Two weeks ago, we experienced the warmest March on record. Temperatures rose as if it was already the middle of June, breaking decades of climate data and raising concerns about long-term environmental side effects. People tweeted it, shared it on social media and talked about it in their daily conversations. And then it disappeared almost as quickly as Sonic the Hedgehog. This pattern isn’t unusual for Generation Z. We tend to forget things much more quickly than our parents and grandparents. It’s likely a normal thing that most people experience in our generation.
The short collective memory makes it easier for misinformation to spread and easier for groups, especially political ones, to avoid accountability simply by waiting for more chaos. The problem is not that we don’t care about recent events and impactful situations, such as the major decisions being made by the Trump administration; it’s just the fact that we only care until it’s trending and scrolling under our thumbs.
Today, most news events last only a few days. It’s like we are watching Instagram stories, where it generates a short reaction and then vanishes from all our memories after 24 hours. Because life moves on, as always. Reactions of outrage also seem almost like a performance rather than heartfelt pressure to advocate for the right thing in a given situation.
As if people do it for the plot, outrages feel fake when people post about it, make it trendy, spark conversations and then collectively decide to let it rot in the past as something new pops up on the feed. The social media algorithm aids in the short collective memory of the human mind, encouraging us to move on before anything actually changes and the case is closed.

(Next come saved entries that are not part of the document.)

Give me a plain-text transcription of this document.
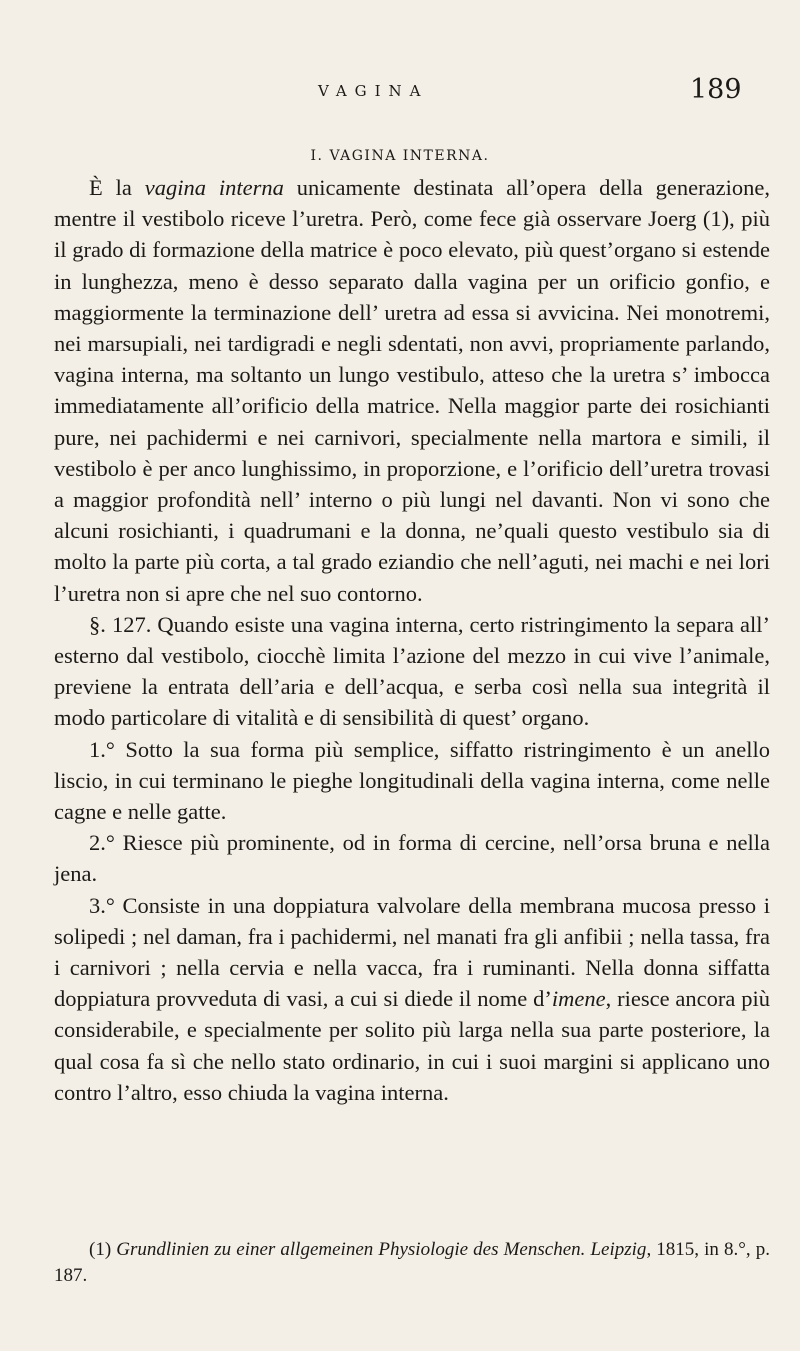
VAGINA	189
I. VAGINA INTERNA.

È la vagina interna unicamente destinata all’opera della generazione, mentre il vestibolo riceve l’uretra. Però, come fece già osservare Joerg (1), più il grado di formazione della matrice è poco elevato, più quest’organo si estende in lunghezza, meno è desso separato dalla vagina per un orificio gonfio, e maggiormente la terminazione dell’ uretra ad essa si avvicina. Nei monotremi, nei marsupiali, nei tardigradi e negli sdentati, non avvi, propriamente parlando, vagina interna, ma soltanto un lungo vestibulo, atteso che la uretra s’ imbocca immediatamente all’orificio della matrice. Nella maggior parte dei rosichianti pure, nei pachidermi e nei carnivori, specialmente nella martora e simili, il vestibolo è per anco lunghissimo, in proporzione, e l’orificio dell’uretra trovasi a maggior profondità nell’ interno o più lungi nel davanti. Non vi sono che alcuni rosichianti, i quadrumani e la donna, ne’quali questo vestibulo sia di molto la parte più corta, a tal grado eziandio che nell’aguti, nei machi e nei lori l’uretra non si apre che nel suo contorno.

§. 127. Quando esiste una vagina interna, certo ristringimento la separa all’ esterno dal vestibolo, ciocchè limita l’azione del mezzo in cui vive l’animale, previene la entrata dell’aria e dell’acqua, e serba così nella sua integrità il modo particolare di vitalità e di sensibilità di quest’ organo.

1.° Sotto la sua forma più semplice, siffatto ristringimento è un anello liscio, in cui terminano le pieghe longitudinali della vagina interna, come nelle cagne e nelle gatte.

2.° Riesce più prominente, od in forma di cercine, nell’orsa bruna e nella jena.

3.° Consiste in una doppiatura valvolare della membrana mucosa presso i solipedi ; nel daman, fra i pachidermi, nel manati fra gli anfibii ; nella tassa, fra i carnivori ; nella cervia e nella vacca, fra i ruminanti. Nella donna siffatta doppiatura provveduta di vasi, a cui si diede il nome d’imene, riesce ancora più considerabile, e specialmente per solito più larga nella sua parte posteriore, la qual cosa fa sì che nello stato ordinario, in cui i suoi margini si applicano uno contro l’altro, esso chiuda la vagina interna.

(1) Grundlinien zu einer allgemeinen Physiologie des Menschen. Leipzig, 1815, in 8.°, p. 187.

This short-lived memory changes how we understand information as well. Instead of treating current events as something that is ongoing, we treat them as a start and an endpoint in one. Once it leaves the top trends chart, it leaves our memories and attention too. It is a similar concept to “out of sight, out of mind,” even when the issue itself is ongoing and more episodes are yet to come.
And this is what helps people in politics nowadays. Our generation has fallen so behind in keeping tabs on current affairs that politicians are taking advantage of it. So much is going on today that it is also almost impossible to keep track of all the information being thrown at us, which is where politicians see a loophole to slip in their personal agendas. They think that once they take an action that might cause outrage, all they have to do is handle it for a few days and then wait for time to pass so that other people can forget and move on. When records eventually come out, the urgency that once surrounded the issue comes back again, just like the Epstein files.
This also affects activism, which mainly relies on continuity. If a matter loses its significance on social media, people tend to stop caring and forget it ever happened. The strikes and walks that advocate for justice and equality become past and social movements don’t succeed due to a lack of demand for change. Then a new week arrives, the topics of trends change and the most recent, still ongoing, advocacy run is put to rest from public attention.
Some might argue that this brevity of the human mind is necessary for moving forward. It allows society to stay optimistic, on trend and learn something new everyday. To a certain extent, this is true. But there is also a difference between moving forward and skipping closure. Imagine trying to finish a group project where everyone agrees to ignore the unfinished slides. The project will continue, but it wouldn’t be complete nor improved. Real progress relies on people to remember what is unfinished and what still needs to be worked on so that improvements can occur and society can move forward together.
Therefore, collective memory isn’t just about the past. It is also what will shape the future as Gen Z rises as the next world leaders. When attention disappears too quickly, there is a high chance that politicians take advantage to complete tyrannical motives, with outlast consequences and misinformation spreading globally.
If changes and advancements are to be made, we need to stay engaged on the current episodes a little longer than the 24-hour story expiration time. Because when accountability leaves, the same problems will keep finding their way back into headlines we just finished forgetting.